Ce code est un code préfixe. En effet, aucun mot de code n'est le préfixe d'un autre mot de code. De plus, c'est un code à longueur variable car les mots de code ont des longueurs différentes.

Dans ce code, on peut représenter la séquence de lettres ABBA par le mot de code 0100110 sans devoir utiliser de délimiteur. Cette suite de symboles peut être décodée simplement en la lisant de gauche à droite.

On commence par lire le premier symbole, qui est un 0. On reconnaît alors le mot de code 0 qui représente la lettre A. On lit ensuite le symbole suivant, qui est un 1. Comme le mot de code 1 n'est pas reconnu, on lit le symbole suivant, qui est un 0. On reconnaît alors le mot de code 10 qui représente la lettre B. Et ainsi de suite, jusqu'à ce que la séquence de symboles soit entièrement lue.

♣︎ Exemple

Comme discuté plus haut, le code Morse n'est pas un code préfixe. En effet, le mot de code de la lettre A est – · et le mot de code de la lettre B est – · · ·. Le mot de code de la lettre A est donc le préfixe du mot de code de la lettre B.

♣︎ Exemple

Les codes sont aussi présent dans la nature. Par exemple, le code génétique est un exemple de code. Les symboles utilisés sont les quatre bases A, C, G, T ou A, C, G, U selon que l'on considère l'ADN ou l'ARN.

Le code des codons de l'ARNm est un code préfixe, et même un code à longueur fixe. En effet, chaque codon est composé de trois bases, et il y a exactement 64 codons différents.

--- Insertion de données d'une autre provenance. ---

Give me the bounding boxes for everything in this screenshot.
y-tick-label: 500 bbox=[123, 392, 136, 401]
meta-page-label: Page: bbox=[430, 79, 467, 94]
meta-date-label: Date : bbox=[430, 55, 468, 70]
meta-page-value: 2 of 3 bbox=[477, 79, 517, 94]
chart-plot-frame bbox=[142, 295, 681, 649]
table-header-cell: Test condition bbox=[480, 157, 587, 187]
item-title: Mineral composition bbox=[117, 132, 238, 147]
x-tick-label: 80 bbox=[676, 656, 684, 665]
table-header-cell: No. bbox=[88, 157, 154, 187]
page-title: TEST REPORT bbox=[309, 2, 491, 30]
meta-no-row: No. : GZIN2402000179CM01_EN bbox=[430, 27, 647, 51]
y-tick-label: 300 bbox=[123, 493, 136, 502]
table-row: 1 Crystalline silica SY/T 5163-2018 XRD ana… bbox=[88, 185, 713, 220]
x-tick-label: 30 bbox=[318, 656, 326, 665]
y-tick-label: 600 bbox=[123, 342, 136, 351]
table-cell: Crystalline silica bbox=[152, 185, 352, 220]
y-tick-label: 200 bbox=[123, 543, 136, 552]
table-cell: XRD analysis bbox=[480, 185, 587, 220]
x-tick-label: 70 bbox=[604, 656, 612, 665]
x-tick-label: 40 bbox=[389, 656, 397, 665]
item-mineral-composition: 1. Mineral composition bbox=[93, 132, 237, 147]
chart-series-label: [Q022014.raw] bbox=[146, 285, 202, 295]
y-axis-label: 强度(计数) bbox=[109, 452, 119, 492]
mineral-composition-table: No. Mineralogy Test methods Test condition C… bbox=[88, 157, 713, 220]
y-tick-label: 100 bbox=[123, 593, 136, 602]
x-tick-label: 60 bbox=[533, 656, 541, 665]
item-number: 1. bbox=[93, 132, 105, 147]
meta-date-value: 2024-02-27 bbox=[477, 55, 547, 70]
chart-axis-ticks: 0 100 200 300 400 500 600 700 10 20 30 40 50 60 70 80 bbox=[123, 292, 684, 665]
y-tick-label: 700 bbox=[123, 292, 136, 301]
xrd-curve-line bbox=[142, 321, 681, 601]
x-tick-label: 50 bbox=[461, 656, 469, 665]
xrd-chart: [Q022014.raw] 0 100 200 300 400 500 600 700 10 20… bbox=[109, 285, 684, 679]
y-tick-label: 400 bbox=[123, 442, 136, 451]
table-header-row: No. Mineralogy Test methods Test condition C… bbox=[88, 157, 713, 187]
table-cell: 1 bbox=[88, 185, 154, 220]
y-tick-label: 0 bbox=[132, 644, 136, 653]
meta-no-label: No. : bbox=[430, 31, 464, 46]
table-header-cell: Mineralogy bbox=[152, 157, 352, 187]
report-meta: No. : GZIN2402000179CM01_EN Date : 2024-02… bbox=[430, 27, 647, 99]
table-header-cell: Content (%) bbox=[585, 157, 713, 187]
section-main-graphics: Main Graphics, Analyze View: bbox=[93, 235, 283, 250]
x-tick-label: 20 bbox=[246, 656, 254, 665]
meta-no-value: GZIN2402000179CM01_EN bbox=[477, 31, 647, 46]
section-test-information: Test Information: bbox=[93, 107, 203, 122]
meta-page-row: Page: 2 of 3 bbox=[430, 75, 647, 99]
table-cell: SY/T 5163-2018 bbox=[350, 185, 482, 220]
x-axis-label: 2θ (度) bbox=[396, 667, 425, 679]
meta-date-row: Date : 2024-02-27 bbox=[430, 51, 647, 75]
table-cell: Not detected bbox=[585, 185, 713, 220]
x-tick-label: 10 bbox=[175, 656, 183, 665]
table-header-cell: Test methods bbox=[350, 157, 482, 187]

Nous verrons par la suite d'autres codes préfixes, tel que le code UTF-8. Nous aurons même l'occasion de créer nous-même des codes préfixes grâce à la méthode du codage de Huffman pour compresser des données.

Codes binaires

Un code est dit binaire si chaque mot de code qui le compose est formé à partir de deux symboles différents. Le code Morse est un exemple de code binaire. En effet, chaque mot de code est composé d'une séquence de points et de tirets. Les deux symboles utilisés par le code sont donc le point (·) et le tiret (–).

Dans la suite de ce chapitre, nous allons nous intéresser plus particulièrement aux codes binaires et nos symboles seront les deux bits 0 et 1.

L'octet

Dans le cadre des codes binaires (et de la représentation de l'information en général), nous parlerons souvent d'octets. Un octet est simplement une séquence de 8 bits.

Auto-évaluation

On appelle les éléments d'un code ses . Chacun de ces éléments est une suite de .

Auto-évaluation

Un code est dit si chaque mot de code est formé à partir de deux symboles différents.

Auto-évaluation

Le code Morse et l'alphabet phonétique de l'OTAN sont des codes .

Dans la suite de ce chapitre, nous allons tout d'abord revisiter la notation binaire des nombres entiers sous l'angle de la représentation de l'information et des codes. Ensuite, nous allons nous intéresser à la représentation de différents types de données telles que le texte et les images.

! À maîtriser

Avant de poursuivre, assurez-vous de pouvoir :

  • Expliquer ce qu'est un code.
  • Expliquer ce qu'est un mot de code.
  • Expliquer ce qu'est un code à longueur fixe.
  • Expliquer ce qu'est un code à longueur variable.
  • Expliquer ce qu'est un code préfixe et leur intérêt.
  • Expliquer ce qu'est un code binaire.